Janggan, dengan nafas memburu segera menghadap, tatapan dingin yang ia dapat. Satu gerakan tangan mengarah ke mikrofon.
“Satu juz. Cepat!”
“Tapi Akh...” ide buruk untuk menolak, tapi ia masih bersikukuh.
Tatapan lebih dingin lah yang ia dapat. Ia tak perduli.
“Kenapa justru sunnah Kanjeng Nabi yang kita dianjurkan membaca Al-Qur’an justru dijadikan sebagai objek hukuman?. “
“Satu juz setengah!” malah ini tambahan hukuman  yang diterimanya.
“Tapi akh, kenapa selalu senioritas mem.. “
“Tak usah mendebat!. Dua juz!, tanpa komplain!” bentak Sumarito.
Janggan sadar melanjutkan ketidak puasannya, lagi-lagi hanya akan menambah hukumannya.
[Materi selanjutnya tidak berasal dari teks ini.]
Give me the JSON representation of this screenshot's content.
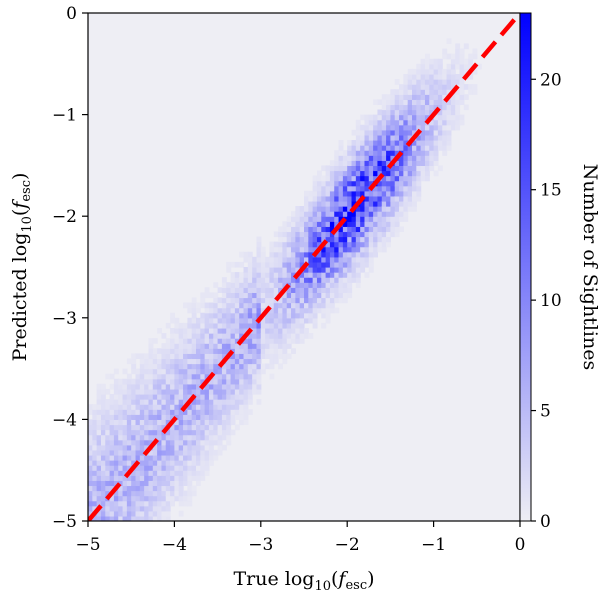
{
  "chart_data": {
    "type": "heatmap",
    "title": "",
    "xlabel": {
      "pre": "True log",
      "sub": "10",
      "paren_open": "(",
      "var": "f",
      "var_sub": "esc",
      "paren_close": ")"
    },
    "ylabel": {
      "pre": "Predicted log",
      "sub": "10",
      "paren_open": "(",
      "var": "f",
      "var_sub": "esc",
      "paren_close": ")"
    },
    "xlim": [
      -5,
      0
    ],
    "ylim": [
      -5,
      0
    ],
    "x_ticks": [
      -5,
      -4,
      -3,
      -2,
      -1,
      0
    ],
    "x_tick_labels": [
      "−5",
      "−4",
      "−3",
      "−2",
      "−1",
      "0"
    ],
    "y_ticks": [
      -5,
      -4,
      -3,
      -2,
      -1,
      0
    ],
    "y_tick_labels": [
      "−5",
      "−4",
      "−3",
      "−2",
      "−1",
      "0"
    ],
    "background_color": "#eeeef4",
    "colorbar": {
      "label": "Number of Sightlines",
      "range": [
        0,
        23
      ],
      "ticks": [
        0,
        5,
        10,
        15,
        20
      ],
      "tick_labels": [
        "0",
        "5",
        "10",
        "15",
        "20"
      ],
      "color_low": "#eeeef4",
      "color_high": "#0000ff"
    },
    "density_model": {
      "bins": 100,
      "ridge": "y = x",
      "core": {
        "x_center": -1.9,
        "x_spread": 0.75,
        "peak_count": 20
      },
      "tail": {
        "x_range": [
          -5,
          -3
        ],
        "count": 6
      },
      "scatter_sigma": 0.3
    },
    "reference_line": {
      "x": [
        -5,
        0
      ],
      "y": [
        -5,
        0
      ],
      "color": "#ff0000",
      "style": "dashed"
    }
  }
}
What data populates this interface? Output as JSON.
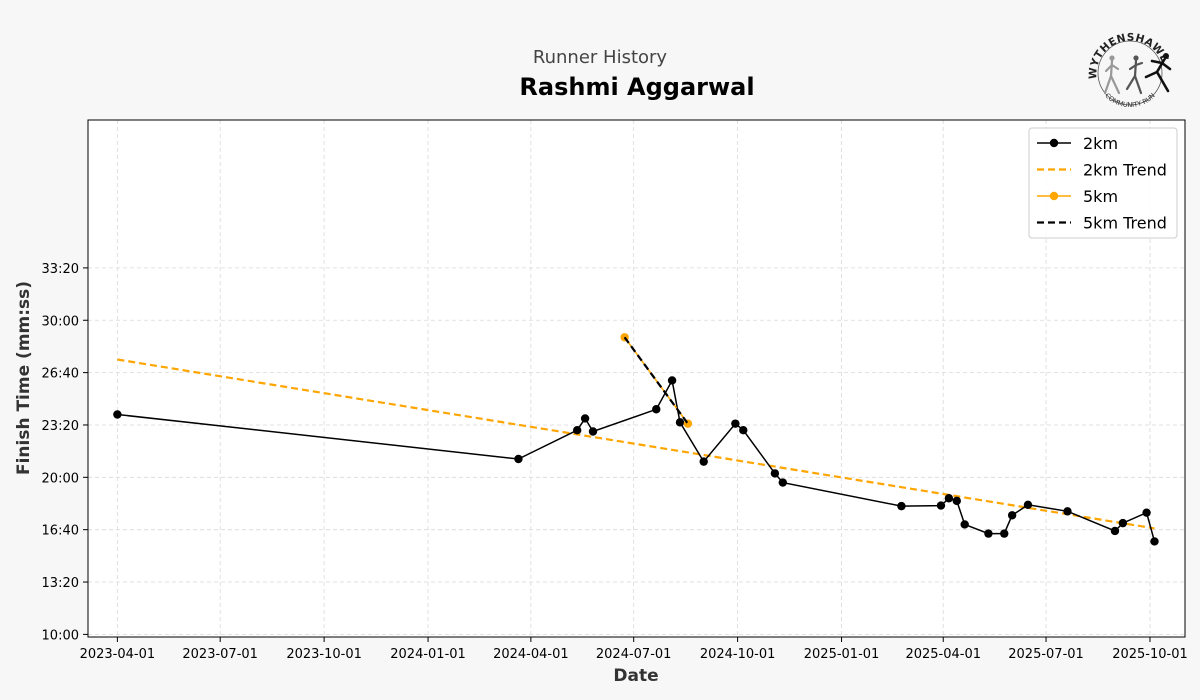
{
  "header": {
    "subtitle": "Runner History",
    "title": "Rashmi Aggarwal"
  },
  "logo": {
    "top_text": "WYTHENSHAWE",
    "bottom_text": "COMMUNITY RUN"
  },
  "chart_data": {
    "type": "line",
    "title": "Rashmi Aggarwal",
    "subtitle": "Runner History",
    "xlabel": "Date",
    "ylabel": "Finish Time (mm:ss)",
    "x_type": "date",
    "xlim": [
      "2023-03-06",
      "2025-11-01"
    ],
    "ylim_seconds": [
      590,
      2565
    ],
    "x_ticks": [
      "2023-04-01",
      "2023-07-01",
      "2023-10-01",
      "2024-01-01",
      "2024-04-01",
      "2024-07-01",
      "2024-10-01",
      "2025-01-01",
      "2025-04-01",
      "2025-07-01",
      "2025-10-01"
    ],
    "y_ticks": [
      "10:00",
      "13:20",
      "16:40",
      "20:00",
      "23:20",
      "26:40",
      "30:00",
      "33:20"
    ],
    "grid": true,
    "legend_position": "top-right",
    "series": [
      {
        "name": "2km",
        "style": "line-marker",
        "color": "#000000",
        "points": [
          [
            "2023-04-01",
            "24:00"
          ],
          [
            "2024-03-21",
            "21:10"
          ],
          [
            "2024-05-12",
            "23:00"
          ],
          [
            "2024-05-19",
            "23:45"
          ],
          [
            "2024-05-26",
            "22:55"
          ],
          [
            "2024-07-21",
            "24:20"
          ],
          [
            "2024-08-04",
            "26:10"
          ],
          [
            "2024-08-11",
            "23:30"
          ],
          [
            "2024-09-01",
            "21:00"
          ],
          [
            "2024-09-29",
            "23:25"
          ],
          [
            "2024-10-06",
            "23:00"
          ],
          [
            "2024-11-03",
            "20:15"
          ],
          [
            "2024-11-10",
            "19:40"
          ],
          [
            "2025-02-23",
            "18:10"
          ],
          [
            "2025-03-30",
            "18:12"
          ],
          [
            "2025-04-06",
            "18:40"
          ],
          [
            "2025-04-13",
            "18:30"
          ],
          [
            "2025-04-20",
            "17:00"
          ],
          [
            "2025-05-11",
            "16:25"
          ],
          [
            "2025-05-25",
            "16:25"
          ],
          [
            "2025-06-01",
            "17:35"
          ],
          [
            "2025-06-15",
            "18:15"
          ],
          [
            "2025-07-20",
            "17:50"
          ],
          [
            "2025-08-31",
            "16:35"
          ],
          [
            "2025-09-07",
            "17:05"
          ],
          [
            "2025-09-28",
            "17:45"
          ],
          [
            "2025-10-05",
            "15:55"
          ]
        ]
      },
      {
        "name": "2km Trend",
        "style": "dashed",
        "color": "#FFA500",
        "points": [
          [
            "2023-04-01",
            "27:30"
          ],
          [
            "2025-10-05",
            "16:45"
          ]
        ]
      },
      {
        "name": "5km",
        "style": "line-marker",
        "color": "#FFA500",
        "points": [
          [
            "2024-06-23",
            "28:55"
          ],
          [
            "2024-08-18",
            "23:25"
          ]
        ]
      },
      {
        "name": "5km Trend",
        "style": "dashed",
        "color": "#000000",
        "points": [
          [
            "2024-06-23",
            "28:55"
          ],
          [
            "2024-08-18",
            "23:25"
          ]
        ]
      }
    ]
  }
}
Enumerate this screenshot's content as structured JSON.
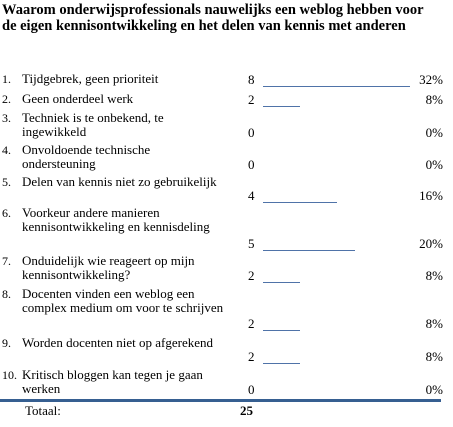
{
  "header": {
    "title": "Waarom onderwijsprofessionals nauwelijks een weblog hebben voor de eigen kennisontwikkeling en het delen van kennis met anderen"
  },
  "table": {
    "rows": [
      {
        "number": "1.",
        "text": "Tijdgebrek, geen prioriteit",
        "count": 8,
        "percent": "32%"
      },
      {
        "number": "2.",
        "text": "Geen onderdeel werk",
        "count": 2,
        "percent": "8%"
      },
      {
        "number": "3.",
        "text": "Techniek is te onbekend, te ingewikkeld",
        "count": 0,
        "percent": "0%"
      },
      {
        "number": "4.",
        "text": "Onvoldoende technische ondersteuning",
        "count": 0,
        "percent": "0%"
      },
      {
        "number": "5.",
        "text": "Delen van kennis niet zo gebruikelijk",
        "count": 4,
        "percent": "16%"
      },
      {
        "number": "6.",
        "text": "Voorkeur andere manieren kennisontwikkeling en kennisdeling",
        "count": 5,
        "percent": "20%"
      },
      {
        "number": "7.",
        "text": "Onduidelijk wie reageert op mijn kennisontwikkeling?",
        "count": 2,
        "percent": "8%"
      },
      {
        "number": "8.",
        "text": "Docenten vinden een weblog een complex medium om voor te schrijven",
        "count": 2,
        "percent": "8%"
      },
      {
        "number": "9.",
        "text": "Worden docenten niet op afgerekend",
        "count": 2,
        "percent": "8%"
      },
      {
        "number": "10.",
        "text": "Kritisch bloggen kan tegen je gaan werken",
        "count": 0,
        "percent": "0%"
      }
    ],
    "total": {
      "label": "Totaal:",
      "value": 25
    }
  }
}
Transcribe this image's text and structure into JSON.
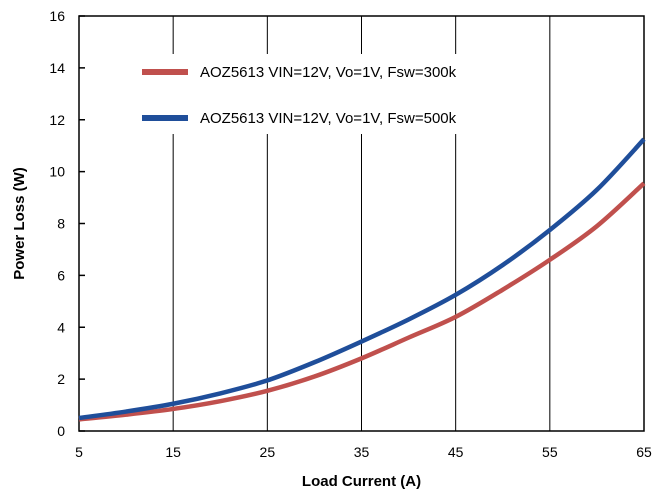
{
  "chart_data": {
    "type": "line",
    "title": "",
    "xlabel": "Load Current (A)",
    "ylabel": "Power Loss (W)",
    "xlim": [
      5,
      65
    ],
    "ylim": [
      0,
      16
    ],
    "xticks": [
      "5",
      "15",
      "25",
      "35",
      "45",
      "55",
      "65"
    ],
    "yticks": [
      "0",
      "2",
      "4",
      "6",
      "8",
      "10",
      "12",
      "14",
      "16"
    ],
    "grid": "vertical",
    "legend_position": "top-left",
    "series": [
      {
        "name": "AOZ5613 VIN=12V, Vo=1V, Fsw=300k",
        "color": "#c0504d",
        "x": [
          5,
          10,
          15,
          20,
          25,
          30,
          35,
          40,
          45,
          50,
          55,
          60,
          65
        ],
        "y": [
          0.45,
          0.63,
          0.85,
          1.15,
          1.55,
          2.1,
          2.8,
          3.6,
          4.4,
          5.45,
          6.6,
          7.9,
          9.55
        ]
      },
      {
        "name": "AOZ5613 VIN=12V, Vo=1V, Fsw=500k",
        "color": "#1f4e9a",
        "x": [
          5,
          10,
          15,
          20,
          25,
          30,
          35,
          40,
          45,
          50,
          55,
          60,
          65
        ],
        "y": [
          0.5,
          0.75,
          1.05,
          1.45,
          1.95,
          2.65,
          3.45,
          4.3,
          5.25,
          6.4,
          7.75,
          9.3,
          11.25
        ]
      }
    ]
  }
}
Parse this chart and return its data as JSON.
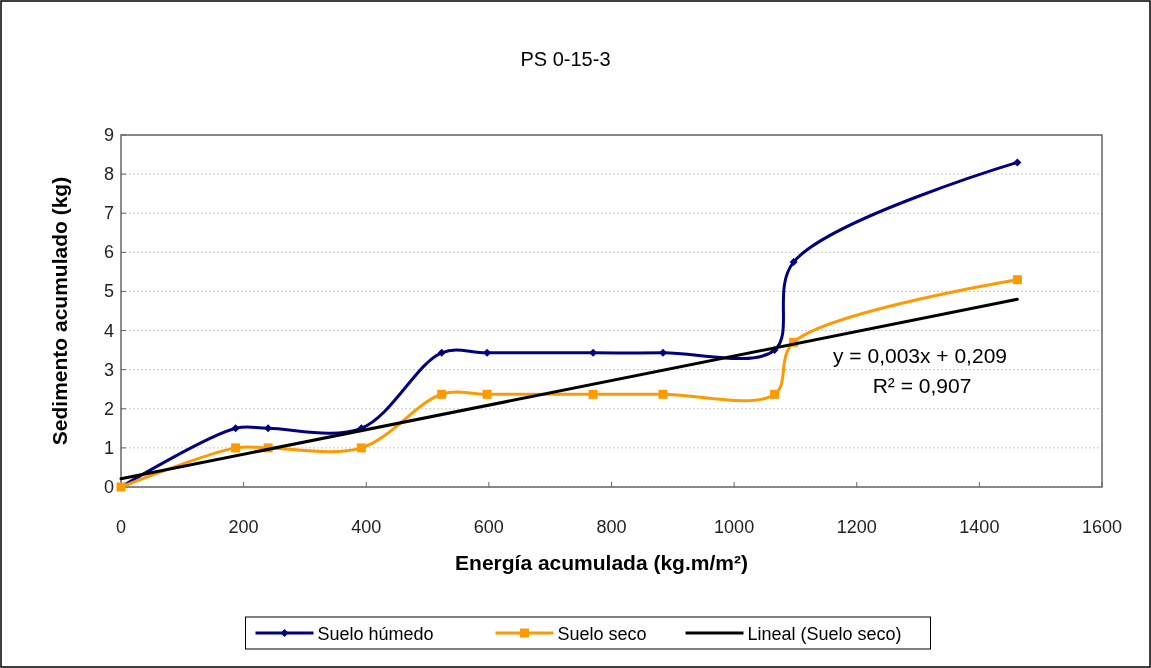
{
  "chart_data": {
    "type": "line",
    "title": "PS 0-15-3",
    "xlabel": "Energía acumulada (kg.m/m²)",
    "ylabel": "Sedimento acumulado (kg)",
    "x": [
      0,
      187,
      240,
      392,
      523,
      597,
      770,
      884,
      1066,
      1097,
      1462
    ],
    "series": [
      {
        "name": "Suelo húmedo",
        "color": "#000080",
        "marker": "diamond",
        "values": [
          0,
          1.5,
          1.5,
          1.5,
          3.43,
          3.43,
          3.43,
          3.43,
          3.5,
          5.75,
          8.3
        ]
      },
      {
        "name": "Suelo seco",
        "color": "#ff9900",
        "marker": "square",
        "values": [
          0,
          1.0,
          1.0,
          1.0,
          2.37,
          2.37,
          2.37,
          2.37,
          2.37,
          3.7,
          5.3
        ]
      },
      {
        "name": "Lineal (Suelo seco)",
        "color": "#000000",
        "marker": "none",
        "x": [
          0,
          1462
        ],
        "values": [
          0.21,
          4.8
        ]
      }
    ],
    "xlim": [
      0,
      1600
    ],
    "xticks": [
      0,
      200,
      400,
      600,
      800,
      1000,
      1200,
      1400,
      1600
    ],
    "ylim": [
      0,
      9
    ],
    "yticks": [
      0,
      1,
      2,
      3,
      4,
      5,
      6,
      7,
      8,
      9
    ],
    "grid": "y",
    "legend": "bottom",
    "annotations": [
      "y = 0,003x + 0,209",
      "R² = 0,907"
    ]
  }
}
Ya, membaca Al-Qur’an sebagai hukuman. Buruk.
Matahari berlabuh dipusara lengkung langit barat; Janggan baru separuh perjalanan. Sisanya akan ia bayar maghrib selanjutnya, karena setelah dzikir ba’da shalat ia segera menemui musyrifnya12, wali kelasnya di asrama yang seperti biasa menyampaikan pelajaran tahsin, tafsir, atau qiro’ah saja. Terkadang juga diselingi dengan mukhadatsah, percakapan dengan bahasa arab atau inggris.
Namun toh semua tidak selalu sama seperti sebelumnya, malam itu tidak ada pelajaran maghrib baginya seorang, Ustad Sukmono, musyrifnya memintanya segera menemui pamong asrama. Ustad Isra’, pria dengan gelar “Cubitan maut” yang tak lain adalah bagian Kedisiplinan Siswa yang berurusan dengannya siang tadi, jadilah dipikirannya mungkin kelanjutan masalah tadi siang. Tapi masak iya hanya gara-gara pesawat-pesawatan itu ia harus menerima cobaan selanjutnya, lututnya sudah lemas tak bersendi. Kalaupun harus berurusan dengan yang begitu-begitu, ia pilih mundur.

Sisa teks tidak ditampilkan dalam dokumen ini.